Par Jean-Philippe Deniau

l'affaire de proxénétisme de l'hôtel carlton de lille prend de l'ampleur
l'affaire de proxénétisme de l'hôtel carlton de lille prend de l'ampleur © reuters

Après l'affaire des fadettes des journalistes du Monde dans le dossier Bettencourt, voici une nouvelle affaire de fadettes, cette fois dans le dossier du Carlton. Plusieurs journalistes du Monde , du Figaro , de Libération , du Parisien , de l'Express et du Point ont été (ou vont être) mis en examen pour avoir révélé des pièces du dossier d'instruction.

Et les juges envisagent donc de faire rechercher les factures téléphoniques des journalistes mis en cause pour remonter jusqu'à leurs sources. Une procédure illégale, qui en dit long sur l'état d'esprit de certains magistrats .

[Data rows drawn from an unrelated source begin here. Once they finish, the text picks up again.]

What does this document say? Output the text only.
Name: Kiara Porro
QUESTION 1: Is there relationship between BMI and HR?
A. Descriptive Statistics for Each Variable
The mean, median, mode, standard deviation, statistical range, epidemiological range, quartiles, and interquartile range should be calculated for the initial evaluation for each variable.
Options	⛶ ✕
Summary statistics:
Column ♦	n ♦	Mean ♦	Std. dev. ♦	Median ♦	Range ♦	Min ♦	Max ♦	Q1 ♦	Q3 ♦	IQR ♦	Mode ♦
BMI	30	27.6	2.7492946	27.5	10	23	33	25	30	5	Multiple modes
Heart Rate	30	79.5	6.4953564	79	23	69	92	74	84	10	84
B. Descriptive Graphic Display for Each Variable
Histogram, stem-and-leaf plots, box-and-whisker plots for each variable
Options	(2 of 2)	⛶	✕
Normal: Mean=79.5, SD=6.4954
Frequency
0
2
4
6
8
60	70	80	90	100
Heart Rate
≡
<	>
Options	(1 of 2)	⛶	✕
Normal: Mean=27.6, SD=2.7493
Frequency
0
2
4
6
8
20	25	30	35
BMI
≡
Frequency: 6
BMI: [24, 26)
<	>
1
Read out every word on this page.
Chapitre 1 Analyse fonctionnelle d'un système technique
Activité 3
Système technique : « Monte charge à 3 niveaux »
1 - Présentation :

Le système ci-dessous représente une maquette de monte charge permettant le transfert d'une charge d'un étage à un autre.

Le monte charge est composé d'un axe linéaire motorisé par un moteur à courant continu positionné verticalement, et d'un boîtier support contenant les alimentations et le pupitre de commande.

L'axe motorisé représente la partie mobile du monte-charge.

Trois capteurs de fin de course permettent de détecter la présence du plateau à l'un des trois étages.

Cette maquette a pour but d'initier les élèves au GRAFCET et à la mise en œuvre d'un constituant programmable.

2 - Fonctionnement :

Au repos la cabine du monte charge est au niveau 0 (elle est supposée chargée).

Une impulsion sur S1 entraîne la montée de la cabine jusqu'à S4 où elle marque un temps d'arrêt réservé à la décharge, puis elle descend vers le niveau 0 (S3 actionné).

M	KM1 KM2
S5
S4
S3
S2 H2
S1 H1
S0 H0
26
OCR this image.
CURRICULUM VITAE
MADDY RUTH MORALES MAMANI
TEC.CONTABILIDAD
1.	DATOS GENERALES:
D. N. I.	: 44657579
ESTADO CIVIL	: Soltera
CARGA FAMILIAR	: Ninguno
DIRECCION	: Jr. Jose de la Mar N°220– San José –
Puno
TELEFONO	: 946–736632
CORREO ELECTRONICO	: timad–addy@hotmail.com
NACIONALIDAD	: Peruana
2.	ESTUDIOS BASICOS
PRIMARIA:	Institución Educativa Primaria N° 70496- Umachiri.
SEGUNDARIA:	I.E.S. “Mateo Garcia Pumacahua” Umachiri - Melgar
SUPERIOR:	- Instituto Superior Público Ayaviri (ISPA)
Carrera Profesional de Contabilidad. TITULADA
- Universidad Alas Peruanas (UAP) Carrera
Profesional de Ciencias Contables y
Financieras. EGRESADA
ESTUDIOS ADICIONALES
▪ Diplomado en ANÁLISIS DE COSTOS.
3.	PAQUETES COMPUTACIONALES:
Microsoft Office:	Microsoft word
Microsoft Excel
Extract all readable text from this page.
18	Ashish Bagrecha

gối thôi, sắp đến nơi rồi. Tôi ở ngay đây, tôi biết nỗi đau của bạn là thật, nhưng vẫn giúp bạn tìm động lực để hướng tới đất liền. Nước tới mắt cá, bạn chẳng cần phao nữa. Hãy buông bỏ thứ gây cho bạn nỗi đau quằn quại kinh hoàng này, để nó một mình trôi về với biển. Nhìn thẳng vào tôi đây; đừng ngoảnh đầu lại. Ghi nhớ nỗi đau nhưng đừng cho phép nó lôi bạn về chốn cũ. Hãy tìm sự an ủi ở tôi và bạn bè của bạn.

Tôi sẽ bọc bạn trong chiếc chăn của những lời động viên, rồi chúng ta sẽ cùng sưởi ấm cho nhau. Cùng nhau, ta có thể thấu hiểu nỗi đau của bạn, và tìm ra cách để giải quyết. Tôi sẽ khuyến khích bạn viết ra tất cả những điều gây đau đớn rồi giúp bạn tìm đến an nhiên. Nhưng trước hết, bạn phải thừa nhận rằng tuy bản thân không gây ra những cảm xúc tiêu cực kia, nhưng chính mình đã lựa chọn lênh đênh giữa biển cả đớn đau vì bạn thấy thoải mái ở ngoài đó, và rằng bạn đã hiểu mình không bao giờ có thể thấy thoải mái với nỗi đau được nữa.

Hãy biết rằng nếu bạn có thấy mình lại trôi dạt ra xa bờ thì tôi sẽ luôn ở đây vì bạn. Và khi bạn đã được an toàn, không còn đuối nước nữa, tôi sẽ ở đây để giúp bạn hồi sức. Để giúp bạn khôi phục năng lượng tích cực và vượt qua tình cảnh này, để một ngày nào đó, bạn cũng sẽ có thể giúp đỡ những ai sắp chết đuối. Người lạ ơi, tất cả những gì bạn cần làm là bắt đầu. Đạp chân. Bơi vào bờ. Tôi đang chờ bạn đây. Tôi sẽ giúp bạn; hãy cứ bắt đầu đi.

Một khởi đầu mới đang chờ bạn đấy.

Vous avez, dans ce dossier, d'un côté des journalistes qui informent leurs lecteurs en publiant, par exemple, des extraits de procès verbaux (rappelons au passage que le journaliste n'est pas soumis au secret de l'instruction et que son métier consiste, quelque part, à informer) et de l'autre des magistrats terriblement vexés de voir le sacro-saint secret absolu de l'instruction violé.

Ils vont donc engager, comme on doit certainement l'enseigner dans certaines écoles de magistrats de la Corée du Nord, des procédures longues, coûteuses et illégales, pour savoir qui ose donner des informations aux journalistes.

- Pourquoi ces procédures sont-elles illégales ?

Parce que la loi autorise un magistrat à aller explorer les fadettes des journalistes uniquement s'il y a un « impératif prépondérant d'intérêt public », ce qui n'est pas le cas pour une simple violation du secret de l'instruction (on en avait déjà parlé il y a deux ans dans cette même chronique).

La Cour de cassation a dit clairement que dans ce cas, les moyens développés pour retrouver les sources des journalistes étaient disproportionnés par rapport au but recherché. On ne va pas espionner jusque dans le téléphone d'un journaliste pour avoir peut-être le nom de celui qui lui a donné un morceau de procès verbal.

- Mais alors pourquoi dans cette affaire du Carlton, les magistrats veulent-ils quand même le faire ?

C'est certainement une question de principe. Pour certains magistrats, le secret absolu de l'instruction est une idée fixe qui justifie de déployer des moyens vertigineux quand il est violé. Il y a aussi dans cette démarche la tentation de tout vouloir contrôler. Et qu'y a-t-il de plus dangereux, dans le fonctionnement d'une démocratie, que de permettre à une autorité judiciaire de savoir qui a informé un journaliste pour le faire condamner ?

Car ce n'est pas le journaliste qui est ici atteint, c'est le droit à l'information que l'on cherche à réduire. Mais le plus incroyable dans la démarche des juges de Lille, c'est que pendant qu'ils mettent en examen des journalistes, à la Chancellerie, on prépare une nouvelle loi qui va mieux protéger le droit à l'information.

- Une nouvelle loi sur le secret des sources ?

Oui. Bientôt, le magistrat ne pourra plus rechercher les fadettes des journalistes ni engager de perquisition, sauf s'il s'agit d'empêcher un crime ou une atteinte grave à la personne.

Il est même clairement dit, dans cet avant projet de loi, que la détention par un journaliste d'un document tel qu'une pièce d'instruction, relève clairement de la mission d'informer.

La loi n'est pas encore votée, bien sûr, mais en attendant, messieurs et mesdames les juges, ne cherchez pas à contrôler le travail des journalistes, vous vous trompez de combat.